Now that this analogy-cum-hunger has faded, it's time to offer a new candidate: 1988.
I don't mean to focus on the obvious parallels, because...well, because they're obvious. A sitting vice president, deemed less charismatic in contrast to the incumbent president, faces a governor from an electorally significant state who argues that his record proves his capacity to lead the nation to the next stage, with an electorate torn between general satisfaction and the desire for change.
For me, the potential parallel -- and the key challenge facing Governor Bush -- is how the vice-president's campaign dealt with the gubernatorial challenger. In essence, the campaign of Vice President George Bush managed to paint Gov. Michael Dukakis as a figure out of touch with mainstream America, whose record as governor was fatally flawed.
There were three elements to this attack: first, Dukakis' refusal to compel pubic school teachers to lead students in the Pledge of Allegiance. Throughout the fall campaign, Bush visited so many flag factories that he almost literally wrapped himself in Old Glory, to claim the patriotism issue.
Second, he painted Dukakis -- whom he (accurately) called "a card-carrying member of the ACLU" -- as soft on crime, using as his cudgel Dukakis' support for a prisoner-furlough program. In so doing, the campaign made Willie Horton the most famous fleeing felon in history.
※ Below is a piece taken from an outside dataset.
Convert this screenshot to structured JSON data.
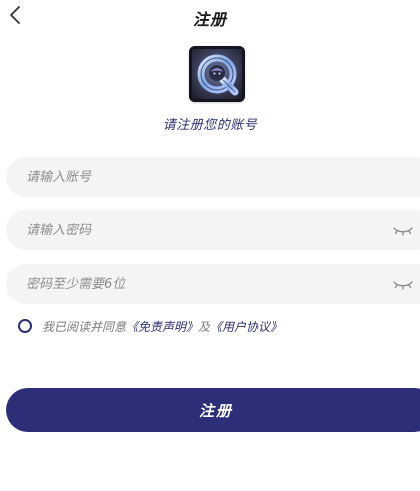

Third, the Bush campaign pointed to the polluted waters of Boston Harbor as proof that Dukakis was a poor governor. Indeed, one of Bush's first post-convention campaign swings was at the head of an armada sailing into the harbor.
This year, the Gore campaign has already indicated it plans the same mode of attack. The elements?
-- First, Bush's position on abortion, and specifically, the Republican platform plank that implicitly would forbid abortion under any and all circumstances.
-- Second, Bush's support for the Texas concealed weapons law, which the Gore campaign sees as a wedge issue right into the women's vote.
-- Third, the fact that Houston has now surpassed Los Angeles as the smoggiest city in America.
Those issues, Gore is already arguing, prove that Bush is out of touch with mainstream America, and that Bush's record as governor -- at least on the environment -- makes him dangerous as a potential president.
With seven and a half months until Election Day, this is at best an early portrait of the political terrain. And the parallels aren't perfect; for instance, do not expect Gore to parachute into the Houston atmosphere the way Bush the Elder sailed into Boston Harbor. But as an early working hypothesis, the question of whether Gore can do to Bush what Bush's father did to Dukakis provides a useful road map to what's ahead.